I was immediately drawn to this film when it came out in 1997; it was like Ghostbusters but with aliens. It sure as hell beat that year’s extraterrestrial alternative, Contact. Ugh. Men in Black, based on the Malibu comic book series, takes a concept you’d think would be rather simple, an organization that polices alien activity, and really works an intriguing story out of it.
The Men in Black are a top secret non-Government organization which monitors and polices alien activity on planet Earth. Agent K (Tommy Lee Jones) is a founding member, and after the retirement of his long-time partner, Agent D, is in the market for a replacement. He finds promise in a rough-around-the-edges NYPD detective (Will Smith) and hires him on. Now known as “Agent J”, the newbie must learn the ropes of his new life and employment…and he’s got to learn them fast. It would appear that an alien “bug” (Vincent D’Onofrio) has come to Earth in search of “the galaxy”. With it he can conquer his enemies as well as the planet.
What makes Men in Black so different is that it avoids the whole “Government” angle one would expect from a movie about alien cover-ups.
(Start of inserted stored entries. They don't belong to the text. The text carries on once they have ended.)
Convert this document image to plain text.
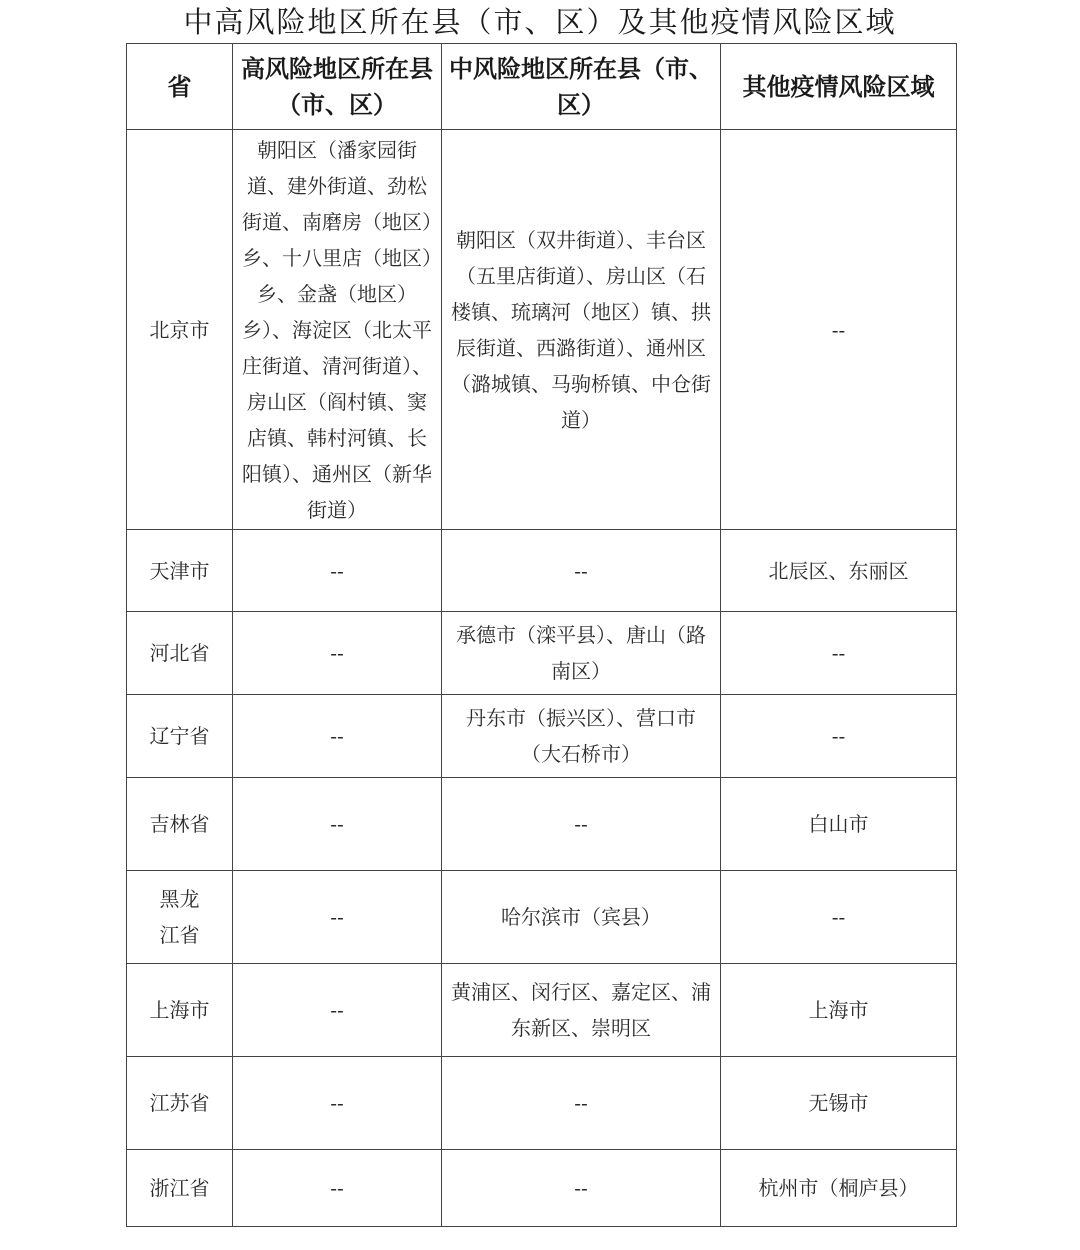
中高风险地区所在县（市、区）及其他疫情风险区域
省	高风险地区所在县（市、区）	中风险地区所在县（市、区）	其他疫情风险区域
北京市	朝阳区（潘家园街道、建外街道、劲松街道、南磨房（地区）乡、十八里店（地区）乡、金盏（地区）乡）、海淀区（北太平庄街道、清河街道）、房山区（阎村镇、窦店镇、韩村河镇、长阳镇）、通州区（新华街道）	朝阳区（双井街道）、丰台区（五里店街道）、房山区（石楼镇、琉璃河（地区）镇、拱辰街道、西潞街道）、通州区（潞城镇、马驹桥镇、中仓街道）	--
天津市	--	--	北辰区、东丽区
河北省	--	承德市（滦平县）、唐山（路南区）	--
辽宁省	--	丹东市（振兴区）、营口市（大石桥市）	--
吉林省	--	--	白山市
黑龙江省	--	哈尔滨市（宾县）	--
上海市	--	黄浦区、闵行区、嘉定区、浦东新区、崇明区	上海市
江苏省	--	--	无锡市
浙江省	--	--	杭州市（桐庐县）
The thought of an organization even more top-secret than the Government is refreshing and keeps the scope from being too limited or predictable. As the movie goes on they divulge bits and pieces of the “MIB’s” history, such as how they can fund their operations, how they first began policing aliens and how they manage to get away with what they do without anybody noticing. It adds a sense of “realism” to the works, in that if an alien-policing organization *did* exist it could conceivably function in this manner.
Men in Black is also a fun spin on the tired “buddy cop” genre. K is the stoic and by-the-books seasoned veteran, while J is the “I play by my own rules” loose cannon stereotype. Yet, they play off one another in a way that’s genuinely hilarious. The presence of sci-fi material and over-the-top gadgets like the “LTD” or the Noisy Cricket injects some fresh ideas into what would normally be a stale formula.
The special effects are both good and bad. The 1997-era CGI isn’t exactly astounding, though at the time, it was considered amazing. Thankfully, they blend the CGI with traditional effects like props and costumes, so things don’t feel quite so fake. Mikey, for instance, works pretty well, transitioning from a guy in a costume to a CGI beast rather smoothly. One thing they pull off which I absolutely love is the manner in which the aliens disguise themselves as humans. Some simply morph their bodies, while others wear a variety of costumes or even the skin of other human beings. Tiny aliens pilot full-sized human “mechs” while some go the “ghetto” route and wrap themselves in a blanket and simply stick a puppet-head out the top. It’s very clever and funny.
The chief villain, Edgar, is realized rather well. For the bulk of the film, he looks like a walking corpse with skin that doesn’t fit quite right (as is the intent) and Vincent D’Onofrio pulls it off extremely well. The final battle, where he morphs into the giant “bug”, is a bit too heavy on the primitive CGI, but makes for some really funny moments and a very solid ending.
Men in Black eventually spawned a totally kickass animated series (which *needs* a DVD release) as well as a mediocre sequel that you should probably avoid. I’ve never read the original comics, so I can’t tell you how accurate of an adaptation this film is, but on its own merits it is very fun and memorable.